Linear-time closure computation #12222

lthls · 2023-05-04T15:31:50Z

This PR adapts the algorithms for closure conversion in the bytecode and native compilers so that their complexity stays (pseudo-)linear in the number of mutually-recursive functions that are being compiled.

In essence, the compilation environments used to store information about the other functions (and free variables) in relative form: the environment for f_i would store the relative offsets from f_i to all other functions f_j.
There is no obvious sharing for these environments, so in practice each individual environment takes a linear time to build and there is a linear number of them, so we get quadratic complexity.

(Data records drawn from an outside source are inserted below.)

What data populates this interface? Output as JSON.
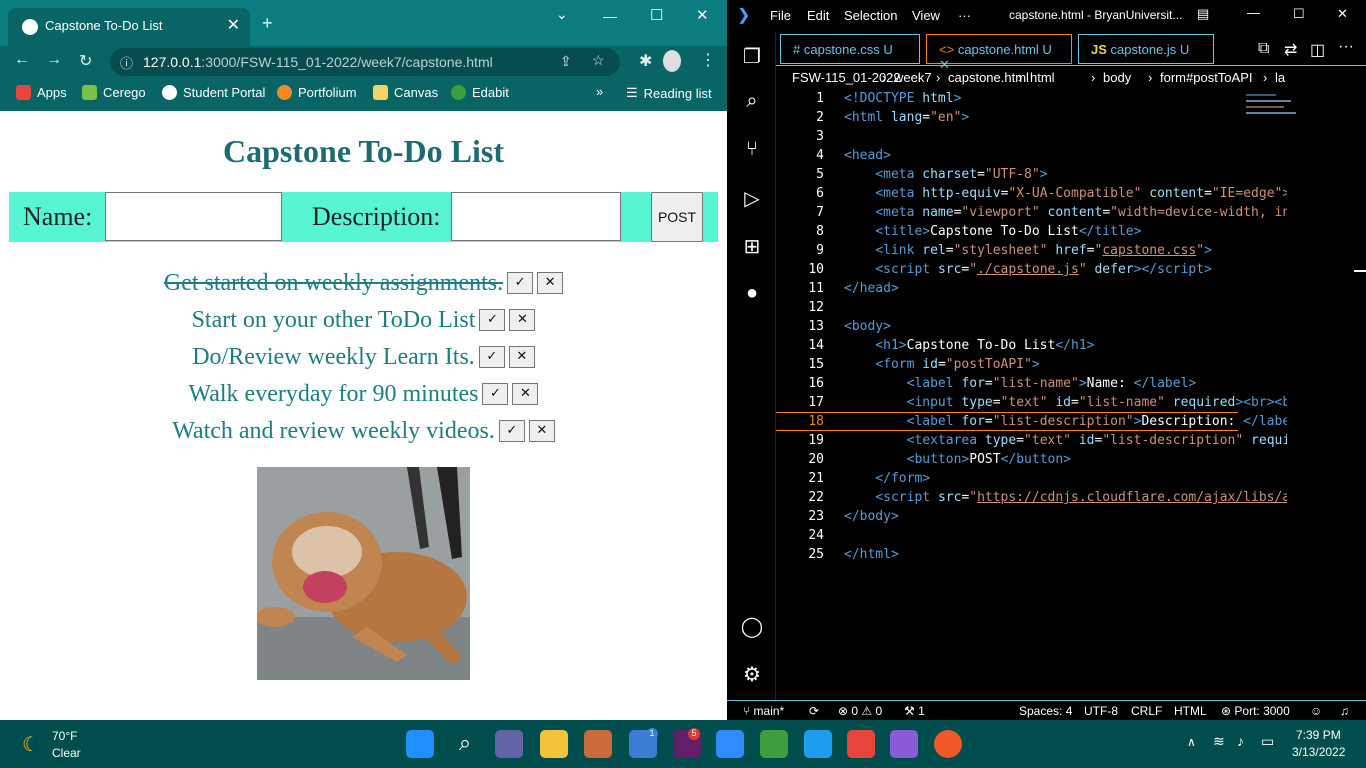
{
  "browser": {
    "tab_title": "Capstone To-Do List",
    "url_host": "127.0.0.1",
    "url_rest": ":3000/FSW-115_01-2022/week7/capstone.html",
    "bookmarks": [
      "Apps",
      "Cerego",
      "Student Portal",
      "Portfolium",
      "Canvas",
      "Edabit"
    ],
    "reading_list": "Reading list"
  },
  "page": {
    "title": "Capstone To-Do List",
    "name_label": "Name:",
    "desc_label": "Description:",
    "post_label": "POST",
    "check_glyph": "✓",
    "delete_glyph": "✕",
    "items": [
      {
        "text": "Get started on weekly assignments.",
        "done": true
      },
      {
        "text": "Start on your other ToDo List",
        "done": false
      },
      {
        "text": "Do/Review weekly Learn Its.",
        "done": false
      },
      {
        "text": "Walk everyday for 90 minutes",
        "done": false
      },
      {
        "text": "Watch and review weekly videos.",
        "done": false
      }
    ]
  },
  "vscode": {
    "menu": [
      "File",
      "Edit",
      "Selection",
      "View",
      "···"
    ],
    "window_title": "capstone.html - BryanUniversit...",
    "tabs": [
      {
        "icon": "#",
        "name": "capstone.css",
        "badge": "U"
      },
      {
        "icon": "<>",
        "name": "capstone.html",
        "badge": "U"
      },
      {
        "icon": "JS",
        "name": "capstone.js",
        "badge": "U"
      }
    ],
    "breadcrumbs": [
      "FSW-115_01-2022",
      "week7",
      "capstone.html",
      "html",
      "body",
      "form#postToAPI",
      "la"
    ],
    "current_line": 18,
    "status": {
      "branch": "main*",
      "errors": "0",
      "warnings": "0",
      "ports_count": "1",
      "spaces": "Spaces: 4",
      "encoding": "UTF-8",
      "eol": "CRLF",
      "language": "HTML",
      "port": "Port: 3000"
    }
  },
  "taskbar": {
    "weather_temp": "70°F",
    "weather_cond": "Clear",
    "time": "7:39 PM",
    "date": "3/13/2022",
    "badge_teams": "1",
    "badge_slack": "5"
  },
  "colors": {
    "accent": "#1d6b72",
    "form_bg": "#58f5d2",
    "hc_border": "#6fc3df",
    "active_tab": "#f38518"
  }
}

With my patch, environments now store a shared part that is the absolute offsets from the start of the block for each function, and a relative part that is just the offset for the current function (and the environment parameter in native mode). This means that we take a linear time computing the shared part, then each function takes a constant time building its relative part, so the overall time stays linear.

Fixes #12207.

Note that Flambda is likely still quadratic on sets of recursive functions (at least at toplevel), but not for the same reasons. Instead, an issue with the code that transforms constant expressions (including closed functions) into statically-allocated data makes these examples quadratic. This problem also occurs on nested functions, and is tracked in issue #7826.

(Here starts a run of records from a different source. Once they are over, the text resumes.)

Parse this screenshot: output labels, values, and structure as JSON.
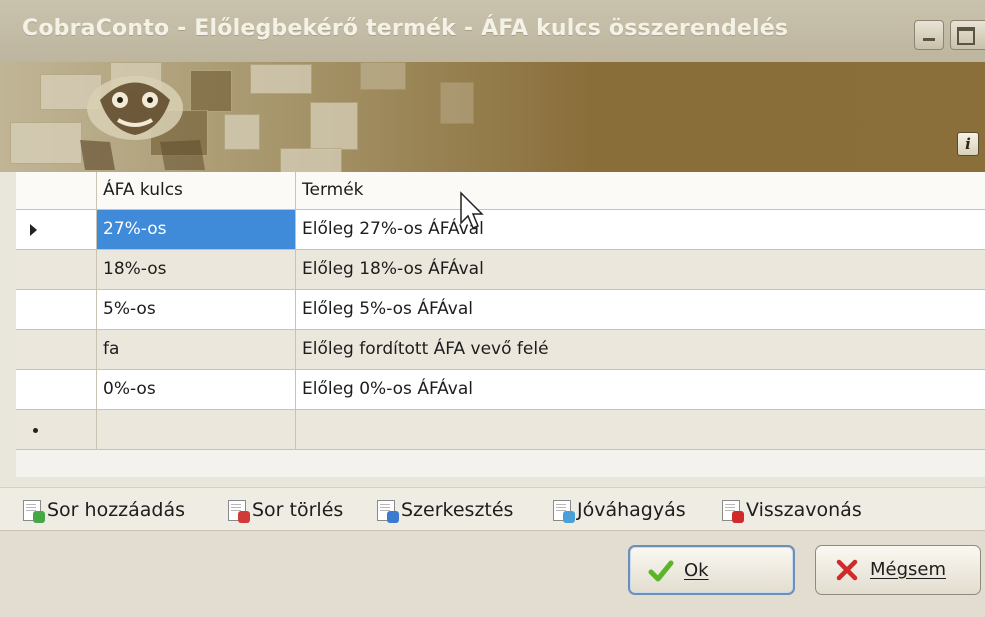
{
  "window": {
    "title": "CobraConto - Előlegbekérő termék - ÁFA kulcs összerendelés"
  },
  "banner": {
    "info_label": "i"
  },
  "grid": {
    "columns": [
      "ÁFA kulcs",
      "Termék"
    ],
    "rows": [
      {
        "afa_kulcs": "27%-os",
        "termek": "Előleg 27%-os ÁFÁval",
        "selected": true
      },
      {
        "afa_kulcs": "18%-os",
        "termek": "Előleg 18%-os ÁFÁval"
      },
      {
        "afa_kulcs": "5%-os",
        "termek": "Előleg 5%-os ÁFÁval"
      },
      {
        "afa_kulcs": "fa",
        "termek": "Előleg fordított ÁFA vevő felé"
      },
      {
        "afa_kulcs": "0%-os",
        "termek": "Előleg 0%-os ÁFÁval"
      }
    ]
  },
  "toolbar": {
    "add_row": "Sor hozzáadás",
    "delete_row": "Sor törlés",
    "edit": "Szerkesztés",
    "approve": "Jóváhagyás",
    "revert": "Visszavonás"
  },
  "buttons": {
    "ok": "Ok",
    "cancel": "Mégsem"
  },
  "colors": {
    "selection": "#3f8ad9",
    "ok_check": "#5bb52a",
    "cancel_x": "#d02a2a"
  }
}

lthls · 2023-05-04T17:32:59Z

I'm not completely sure the bootstrap is necessary, but bytecode compilation environments can end up in the cmo files through debug events so it felt safer to do the bootstrap.

Ekdohibs

The code looks good, and I think this fixes the quadratic behaviour that is seen. I was wondering if there was some way to share the code between bytecode and closure as parts of it look quite similar, but it seems like they are just different enough to make sharing them not be worth it.

gasche

Approved on @Ekdohibs' behalf.

gasche · 2023-06-28T13:52:34Z

Changes

@@ -27,6 +27,10 @@ Working version

 ### Bug fixes:

+- #12207, #12222: Make closure computation linear in the number of recursive
+  functions instead of quadratic
+  (Vincent Laviron, report by François Pottier, review by ????)

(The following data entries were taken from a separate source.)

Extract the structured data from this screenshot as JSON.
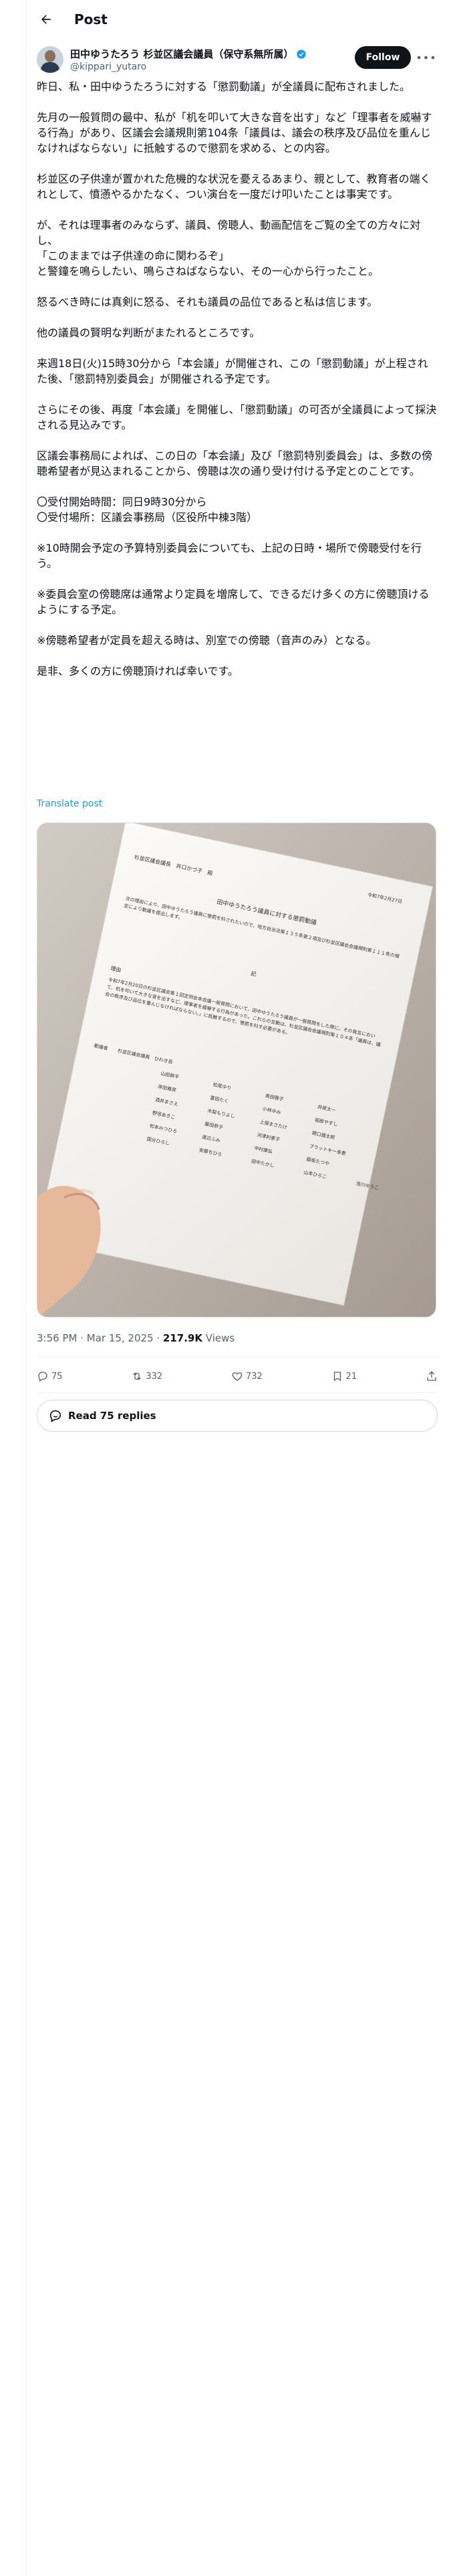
{
  "header": {
    "title": "Post"
  },
  "author": {
    "name": "田中ゆうたろう 杉並区議会議員（保守系無所属）",
    "handle": "@kippari_yutaro",
    "follow_label": "Follow"
  },
  "post": {
    "paragraphs": [
      "昨日、私・田中ゆうたろうに対する「懲罰動議」が全議員に配布されました。",
      "先月の一般質問の最中、私が「机を叩いて大きな音を出す」など「理事者を威嚇する行為」があり、区議会会議規則第104条「議員は、議会の秩序及び品位を重んじなければならない」に抵触するので懲罰を求める、との内容。",
      "杉並区の子供達が置かれた危機的な状況を憂えるあまり、親として、教育者の端くれとして、憤懣やるかたなく、つい演台を一度だけ叩いたことは事実です。",
      "が、それは理事者のみならず、議員、傍聴人、動画配信をご覧の全ての方々に対し、\n「このままでは子供達の命に関わるぞ」\nと警鐘を鳴らしたい、鳴らさねばならない、その一心から行ったこと。",
      "怒るべき時には真剣に怒る、それも議員の品位であると私は信じます。",
      "他の議員の賢明な判断がまたれるところです。",
      "来週18日(火)15時30分から「本会議」が開催され、この「懲罰動議」が上程された後、「懲罰特別委員会」が開催される予定です。",
      "さらにその後、再度「本会議」を開催し、「懲罰動議」の可否が全議員によって採決される見込みです。",
      "区議会事務局によれば、この日の「本会議」及び「懲罰特別委員会」は、多数の傍聴希望者が見込まれることから、傍聴は次の通り受け付ける予定とのことです。",
      "〇受付開始時間：同日9時30分から\n〇受付場所：区議会事務局（区役所中棟3階）",
      "※10時開会予定の予算特別委員会についても、上記の日時・場所で傍聴受付を行う。",
      "※委員会室の傍聴席は通常より定員を増席して、できるだけ多くの方に傍聴頂けるようにする予定。",
      "※傍聴希望者が定員を超える時は、別室での傍聴（音声のみ）となる。",
      "是非、多くの方に傍聴頂ければ幸いです。"
    ],
    "translate_label": "Translate post"
  },
  "document": {
    "date": "令和7年2月27日",
    "addressee": "杉並区議会議長　井口かづ子　殿",
    "title": "田中ゆうたろう議員に対する懲罰動議",
    "intro": "次の理由により、田中ゆうたろう議員に懲罰を科されたいので、地方自治法第１３５条第２項及び杉並区議会会議規則第１１１条の規定により動議を提出します。",
    "note_label": "記",
    "reason_label": "理由",
    "reason": "令和7年2月20日の杉並区議会第１回定例会本会議一般質問において、田中ゆうたろう議員が一般質問をした際に、その発言において、机を叩いて大きな音を出すなど、理事者を威嚇する行為があった。これらの言動は、杉並区議会会議規則第１０４条「議員は、議会の秩序及び品位を重んじなければならない。」に抵触するので、懲罰を科す必要がある。",
    "proposer_label": "動議者",
    "proposers": [
      "杉並区議会議員　ひわき岳",
      "山田耕平",
      "松尾ゆり",
      "奥田雅子",
      "井原太一",
      "岸田雅彦",
      "富田たく",
      "小林ゆみ",
      "堀部やすし",
      "酒井まさえ",
      "木梨もりよし",
      "上保まさたけ",
      "関口健太郎",
      "野垣あきこ",
      "藤田恭子",
      "河津利恵子",
      "ブラットキー幸恵",
      "松本みつひろ",
      "渡辺ふみ",
      "中村康弘",
      "脇坂たつや",
      "国分ひろし",
      "安藤ちひろ",
      "田中たかし",
      "山本ひろこ",
      "浅川ゆうこ"
    ]
  },
  "meta": {
    "time": "3:56 PM · Mar 15, 2025 · ",
    "views_count": "217.9K",
    "views_label": " Views"
  },
  "actions": {
    "replies": "75",
    "reposts": "332",
    "likes": "732",
    "bookmarks": "21"
  },
  "read_replies_label": "Read 75 replies",
  "colors": {
    "accent": "#1d9bf0",
    "text": "#0f1419",
    "muted": "#536471",
    "border": "#cfd9de"
  }
}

@lthls, can you add @Ekdohibs as reviewer here?

lthls · 2023-06-28T14:18:20Z

I've rebased the PR and removed the bootstrap. I think it would still be useful to add a bootstrap after this PR (otherwise people using ocamldebug on the compiler itself might get some weird errors), but I suspect it is better not to have the bootstrap in the PR itself.

gasche · 2023-06-30T08:22:48Z

(In the end I am planning to have a look at this PR today, so I removed the merge-me flag -- but I fully expect to merge.)

gasche · 2023-07-01T20:38:20Z

bytecomp/bytegen.ml

+  | Multiple_recursive of Ident.t list
+
+let closure_entries fun_defs fvs =
+  let rec add_positions entries pos_to_entry pos delta = function


pos and delta could be labelled parameters to make callsites easier to read.

gasche · 2023-07-01T20:41:09Z

bytecomp/bytegen.ml

@@ -1124,8 +1162,10 @@ let comp_function tc cont =
    | id :: rem -> Ident.add id pos (positions (pos + delta) delta rem) in
  let env =
    { ce_stack = positions arity (-1) tc.params;


Note: the positions function here is add_positions Ident.empty Fun.id. I wonder if you could make add_positions a more global function to be able to use it here and reduce the total amount of code.

gasche · 2023-07-01T20:54:40Z

middle_end/closure/closure.ml

+          match V.Map.find id entries with
+          | Free_variable fv_pos ->
+            Uprim(P.Pfield(fv_pos - env_pos, Pointer, Immutable),
+                  [Uvar env_param], Debuginfo.none)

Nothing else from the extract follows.